Abnormal lipid synthesis as a therapeutic target for cancer stem cells

Figure 1 Origin of cancer stem cells and regulatory pathways involved. There are two possible origins of cancer stem cells (CSCs), one is normal stem cells/progenitor cells, and the other is fully differentiated cells. CSCs are closely related to tumor microenvironmental factors. In the process of epithelial-mesenchymal transformation, cancer cells acquire stem cell-like characteristics. The differentiation direction of CSC progeny is determined by niche signal, and the available niche space determines the number of progeny stem cells. When there is no space available in the niche, the stem cells divide into transient amplifying (TA) cells, which divide and differentiate rapidly. At the same time, niche cells reprogram TA cells and differentiated cells into CSCs by niche signals[7]. CSCs are important subsets of tumor cells, which are regulated by a variety of signal pathways, including Notch, Wnt/β-catenin, Hippo, and Hedgehog signaling, which are the main causes of cancer initiation, progression, metastasis, therapy resistance, and relapse. EMT: Epithelial-to-mesenchymal transition.

Figure 2 Alteration of lipid metabolic pathways in tumors and cancer stem cells. Cancer stem cells (CSCs) enhance lipid metabolic activities, such as fatty acid synthesis, fatty acid oxidation, and lipid storage, to promote self-renewal and proliferation. Key enzymes that control lipid metabolism (red letters) are considered to be ideal therapeutic targets for CSCs. CPT1: Carnitine palmitoyl-transferase 1; FAO: Fatty acid oxidation; TCA cycle: Tricarboxylic acid cycle; CD36: Cluster of differentiation 36; FA: Fatty acid; FASN: Fatty acid synthase; ACC: Acetyl-CoA carboxylase; ACLY: ATP citrate lyase; SREBP1: Sterol-regulatory element binding protein 1; SCD1: Stearoyl-CoA desaturase 1; MUFA: Monounsaturated fatty acid; HMGCR: 3-hydroxy-3-methylglutaryl coenzyme A reductase.

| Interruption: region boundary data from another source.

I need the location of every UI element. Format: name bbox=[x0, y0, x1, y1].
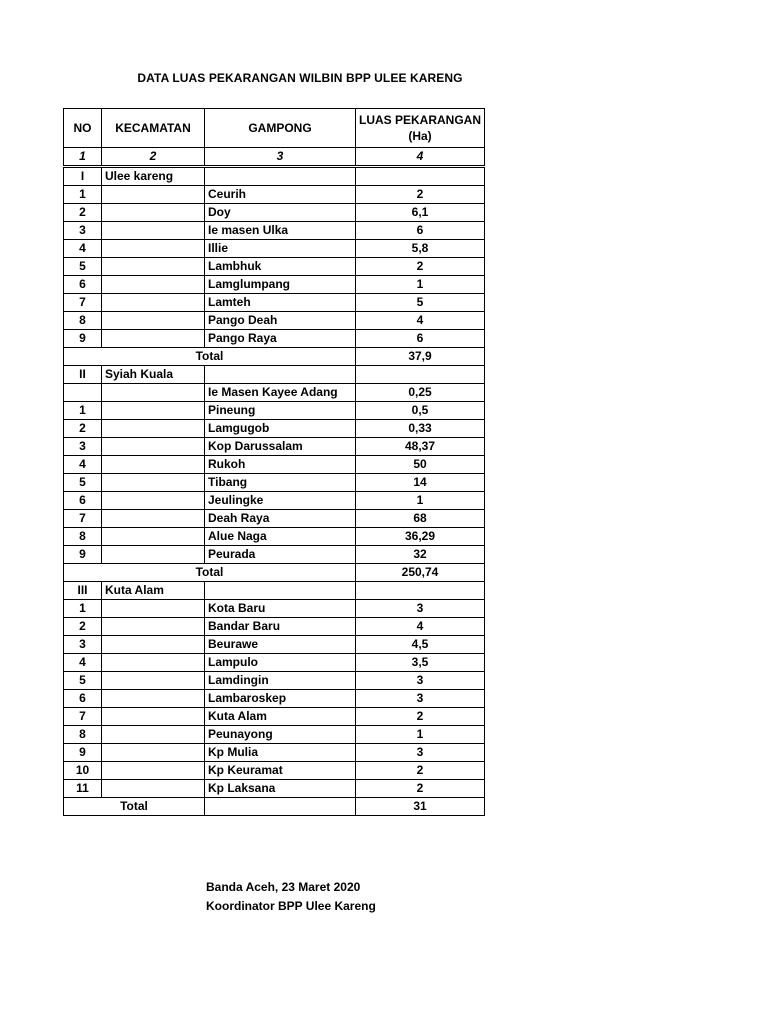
row-kecamatan-empty bbox=[102, 762, 205, 780]
table-row bbox=[64, 456, 485, 474]
row-no: 2 bbox=[64, 420, 102, 438]
row-gampong: Lambaroskep bbox=[205, 690, 356, 708]
row-luas: 5 bbox=[356, 294, 485, 312]
row-kecamatan-empty bbox=[102, 690, 205, 708]
row-kecamatan-empty bbox=[102, 510, 205, 528]
row-no: 4 bbox=[64, 240, 102, 258]
row-kecamatan-empty bbox=[102, 708, 205, 726]
row-no: 3 bbox=[64, 438, 102, 456]
table-row bbox=[64, 294, 485, 312]
row-luas: 32 bbox=[356, 546, 485, 564]
row-luas: 3 bbox=[356, 690, 485, 708]
table-row bbox=[64, 438, 485, 456]
table-row bbox=[64, 186, 485, 204]
row-no: 6 bbox=[64, 276, 102, 294]
header-luas-line1: LUAS PEKARANGAN bbox=[359, 113, 482, 127]
row-gampong: Beurawe bbox=[205, 636, 356, 654]
row-no: 9 bbox=[64, 330, 102, 348]
row-luas: 2 bbox=[356, 780, 485, 798]
row-luas: 2 bbox=[356, 762, 485, 780]
section-row bbox=[64, 167, 485, 186]
row-gampong: Lamdingin bbox=[205, 672, 356, 690]
row-luas: 68 bbox=[356, 510, 485, 528]
table-row bbox=[64, 510, 485, 528]
table-row bbox=[64, 258, 485, 276]
row-kecamatan-empty bbox=[102, 456, 205, 474]
row-luas: 4 bbox=[356, 312, 485, 330]
header-row bbox=[64, 109, 485, 148]
row-no: 6 bbox=[64, 690, 102, 708]
total-label: Total bbox=[64, 348, 356, 366]
row-luas: 50 bbox=[356, 456, 485, 474]
row-luas: 6 bbox=[356, 330, 485, 348]
row-luas: 3 bbox=[356, 744, 485, 762]
row-no: 7 bbox=[64, 294, 102, 312]
table-row bbox=[64, 654, 485, 672]
row-kecamatan-empty bbox=[102, 780, 205, 798]
table-row bbox=[64, 420, 485, 438]
section-luas-empty bbox=[356, 582, 485, 600]
row-kecamatan-empty bbox=[102, 492, 205, 510]
table-body bbox=[64, 167, 485, 816]
signature-place-date: Banda Aceh, 23 Maret 2020 bbox=[206, 880, 361, 894]
row-kecamatan-empty bbox=[102, 402, 205, 420]
row-no: 1 bbox=[64, 402, 102, 420]
row-luas: 0,33 bbox=[356, 420, 485, 438]
row-no bbox=[64, 384, 102, 402]
section-kecamatan: Syiah Kuala bbox=[102, 366, 205, 384]
section-roman: II bbox=[64, 366, 102, 384]
row-kecamatan-empty bbox=[102, 420, 205, 438]
header-kecamatan: KECAMATAN bbox=[102, 109, 205, 148]
row-gampong: Lamgugob bbox=[205, 420, 356, 438]
row-gampong: Pango Deah bbox=[205, 312, 356, 330]
table-row bbox=[64, 312, 485, 330]
row-no: 7 bbox=[64, 708, 102, 726]
row-gampong: Ie masen Ulka bbox=[205, 222, 356, 240]
row-gampong: Jeulingke bbox=[205, 492, 356, 510]
row-gampong: Ceurih bbox=[205, 186, 356, 204]
table-row bbox=[64, 330, 485, 348]
row-kecamatan-empty bbox=[102, 330, 205, 348]
row-gampong: Deah Raya bbox=[205, 510, 356, 528]
row-no: 4 bbox=[64, 654, 102, 672]
row-kecamatan-empty bbox=[102, 528, 205, 546]
row-kecamatan-empty bbox=[102, 186, 205, 204]
row-gampong: Lamglumpang bbox=[205, 276, 356, 294]
row-kecamatan-empty bbox=[102, 672, 205, 690]
row-luas: 36,29 bbox=[356, 528, 485, 546]
total-value: 31 bbox=[356, 798, 485, 816]
row-luas: 4,5 bbox=[356, 636, 485, 654]
row-kecamatan-empty bbox=[102, 240, 205, 258]
row-gampong: Doy bbox=[205, 204, 356, 222]
row-luas: 4 bbox=[356, 618, 485, 636]
total-gampong-empty bbox=[205, 798, 356, 816]
row-gampong: Rukoh bbox=[205, 456, 356, 474]
table-row bbox=[64, 402, 485, 420]
row-no: 9 bbox=[64, 546, 102, 564]
row-no: 2 bbox=[64, 618, 102, 636]
row-luas: 0,25 bbox=[356, 384, 485, 402]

Figure 3 Signaling pathways involved in lipid metabolism in cancer stem cells. There are four major signaling pathways, including Notch, Wnt, Hippo, and Hedgehog signaling, involved in lipid metabolism to maintain cell stemness, and sustain their survival, proliferation, and invasion. GGPP: Geranylgeranyl pyrophosphate; MUFA: Monounsaturated fatty acids; YAP: Yes-associated protein; TAZ: Transcriptional co-activator with PDZ-binding motif; SREBP: Sterol regulatory element-binding protein; SCD1: Stearyl coenzyme A desaturase 1; TEAD: Transcriptional enhanced associate domain; FAO: Fatty acid oxidation; SMO: Smoothened; HH: Hedgehog; SMP: Scalp micropigmentation.